MISTER GIANNINI, PURTROPPO GLI ALIBI SONO FINITI

 Un passo avanti e due indietro. Questo è il cammino del Verona, squadra ancora alla ricerca di un’identità, molle e triste nel primo tempo, almeno un po’ volenterosa nel secondo. No, signori, mi dispiace, ma non ci siamo. Avevo intravisto qualche aspetto positivo a Reggio Emilia, confidavo in un’altro passo in avanti e nella definitiva esplosione di questa squadra, invece ho assistito ad un penoso primo tempo, uno dei peggiori degli ultimi anni. Colpisce l’involuzione di alcuni uomini, che solo qualche settimana fa sembravano devastanti. Il gioco scorre lezioso, un tran tran che fa venire il latte alle ginocchia. E poi c’è questa sensazione di pochezza caratteriale che è l’aspetto decisivo nel giudizio. Cosa salvare? Qualche spunto di Le Noci, il colpo di testa di Pichlmann, un minimo di freschezza atletica portata da Martina Rini. Ma è nulla in confronto alla delusione. C’è poco da fare. A questo punto, esaurita abbondantemente la scorta della pazienza bisogna affrontare i punti chiave: Giannini non riesce ad incidere e non c’è seguito alle sue buone intenzioni enunciate durante la settimana. Non so se il mister sia stato troppo ambizioso, se la squadra gli sia sfuggita di mano, se non riesca più a trovare il bandolo della matassa.
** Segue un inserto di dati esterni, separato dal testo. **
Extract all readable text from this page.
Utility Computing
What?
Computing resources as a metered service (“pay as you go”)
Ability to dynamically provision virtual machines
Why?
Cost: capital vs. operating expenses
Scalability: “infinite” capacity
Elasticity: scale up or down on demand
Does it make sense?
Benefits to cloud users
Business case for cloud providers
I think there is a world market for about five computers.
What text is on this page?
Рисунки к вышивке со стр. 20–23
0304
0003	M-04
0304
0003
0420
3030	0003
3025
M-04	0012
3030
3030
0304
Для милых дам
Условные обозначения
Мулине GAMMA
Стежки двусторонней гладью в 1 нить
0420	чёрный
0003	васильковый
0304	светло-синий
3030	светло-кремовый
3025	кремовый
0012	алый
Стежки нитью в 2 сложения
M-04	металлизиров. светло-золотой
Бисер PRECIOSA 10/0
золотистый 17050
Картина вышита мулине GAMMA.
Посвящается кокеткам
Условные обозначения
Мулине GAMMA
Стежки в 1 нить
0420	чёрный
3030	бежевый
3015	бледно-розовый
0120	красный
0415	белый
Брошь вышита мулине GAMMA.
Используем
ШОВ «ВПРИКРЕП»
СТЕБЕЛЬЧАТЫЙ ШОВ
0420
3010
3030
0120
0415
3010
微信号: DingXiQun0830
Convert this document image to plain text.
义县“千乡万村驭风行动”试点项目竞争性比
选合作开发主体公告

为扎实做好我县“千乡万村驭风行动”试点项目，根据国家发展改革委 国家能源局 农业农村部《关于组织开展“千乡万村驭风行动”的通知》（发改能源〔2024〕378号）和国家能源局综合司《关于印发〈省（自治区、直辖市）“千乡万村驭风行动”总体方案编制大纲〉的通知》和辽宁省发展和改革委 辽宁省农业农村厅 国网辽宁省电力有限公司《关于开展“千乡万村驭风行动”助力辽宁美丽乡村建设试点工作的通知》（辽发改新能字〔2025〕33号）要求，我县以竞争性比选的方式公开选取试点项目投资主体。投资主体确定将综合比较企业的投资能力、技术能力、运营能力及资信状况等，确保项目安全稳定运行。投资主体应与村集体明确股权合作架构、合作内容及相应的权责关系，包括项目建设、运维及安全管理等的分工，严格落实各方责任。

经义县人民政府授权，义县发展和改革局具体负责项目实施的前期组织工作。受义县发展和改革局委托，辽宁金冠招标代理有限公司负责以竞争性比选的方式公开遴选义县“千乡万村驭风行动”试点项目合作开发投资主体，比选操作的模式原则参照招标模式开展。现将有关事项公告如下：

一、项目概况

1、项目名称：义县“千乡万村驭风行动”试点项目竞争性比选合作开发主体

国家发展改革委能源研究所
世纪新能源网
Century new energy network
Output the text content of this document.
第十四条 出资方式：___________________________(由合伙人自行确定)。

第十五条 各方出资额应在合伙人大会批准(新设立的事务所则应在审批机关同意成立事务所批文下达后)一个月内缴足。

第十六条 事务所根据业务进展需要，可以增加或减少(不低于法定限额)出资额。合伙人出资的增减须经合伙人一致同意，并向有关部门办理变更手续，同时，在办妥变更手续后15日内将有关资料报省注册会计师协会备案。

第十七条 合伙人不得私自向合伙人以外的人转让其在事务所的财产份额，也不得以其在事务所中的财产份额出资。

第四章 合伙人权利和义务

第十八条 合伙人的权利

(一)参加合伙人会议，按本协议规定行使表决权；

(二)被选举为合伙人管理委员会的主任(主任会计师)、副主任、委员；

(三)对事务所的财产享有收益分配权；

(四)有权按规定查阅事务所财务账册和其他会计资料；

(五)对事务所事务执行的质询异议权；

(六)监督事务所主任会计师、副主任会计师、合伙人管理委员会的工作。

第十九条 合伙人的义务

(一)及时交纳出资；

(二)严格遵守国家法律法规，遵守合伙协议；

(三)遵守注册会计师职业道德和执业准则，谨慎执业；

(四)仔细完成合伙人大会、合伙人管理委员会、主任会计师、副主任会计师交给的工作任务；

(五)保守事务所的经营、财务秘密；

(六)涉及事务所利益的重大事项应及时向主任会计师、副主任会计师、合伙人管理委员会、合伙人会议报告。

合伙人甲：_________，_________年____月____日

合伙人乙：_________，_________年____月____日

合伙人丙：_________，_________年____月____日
Però così non si può andare avanti. Se Giannini arriverà alla gara con il Ravenna (e pare di sì secondo quanto ci ha detto la società), dovrà far parlare i fatti. Che poi sono i punti. Ovvero le vittorie. 

UN PO’ DI SERENO ALL’ORIZZONTE

 La delusione resta cocente. L’ultimo posto in classifica uno schiaffo in faccia. Eppure, qualche motivo per essere ottimisti, dopo il pareggio con la Reggiana, esiste. Vediamo allora quali sono i punti che rendono questo grigio lunedì un po’ più sereno.

1) FINE DEGLI EQUIVOCI. La squadra è stata disposta in campo con un senso logico. Ogni uomo all’interno del 3-5-2 aveva un suo ruolo e un suo significato. Le linee, di conseguenza sono rimaste molto più unite. la squadra non si è sfilacciata. La compattezza ha permesso alla difesa di svolgere un lavoro egregio (Cecca finalmente ai livelli che conosciamo…) limitando quello che era uno dei migliori attacchi della Lega Pro. Anche le scalature, a destra (Campagna) e a sinistra (Scaglia) hanno funzionato molto meglio. Per la prima volta in questa stagione possiamo parlare di vera e propria "fase difensiva" e non di estemporanea difesa.

2) PRESSING QUESTO SCONOSCIUTO. Il Verona di Giannini non conosceva, fino ad ieri, questo basilare concetto del calcio. Quando non hai il pallone devi andartelo a riprendere se vuoi fare tu la partita. La squadra era compassata proprio perchè "assisteva" immobile alle ripartenze degli avversari. Ieri invece, grazie ad Halfredsson (Indiavolato) e Russo (bentornato) il Verona ha finalmente "alitato" sul collo e sulle caviglie degli avversari. A questi due aggiungetevi pure Paghera, che ha addirittura fatto meglio in questa fase che in quella di costruzione del gioco. Il risultato è che il Verona ha fatto sempre la gara, non ha concesso tregua agli avversari, ha tenuto alto il ritmo. Si può migliorare, ma la strada è quella giusta,

3) CAPACI DI ASPETTARE. La dote che si deve avere in questa categoria è anche quella dell’attesa. Basta pensare alla partita che fece il Portogruaro al Bentegodi nell’ultima giornata della scorsa stagione. Si aspetta, ci si difende con ordine, e poi si assesta il kappaò decisivo. Ecco, il Verona ieri ha dimostrato più maturità anche da questo punto di vista. Ha aspettato, non ha avuto frenesia e ha cercato di colpire. Se Ceccarelli avesse avuto buona mira e Ferrari riflessi migliori, la gara sarebbe stata vinta. E oggi i giudizi di tutti, spesso ahinoi condizionati dai risultati, sarebbero stati molto diversi.

L’errore che si può commettere adesso è di pensare che tutto sia risolto. In realtà la linea di annegamento resta stabile e a Reggio è stato solo tracciato un percorso che dovrebbe portare a respirare più agevolmente in superficie. La vera settimana decisiva inizierà domani a Sandrà. Servirà ancora più rabbia, attenzione e concentrazione. La vera gara della svolta, c’è poco da fare, è quella di lunedì sera con la Cremonese.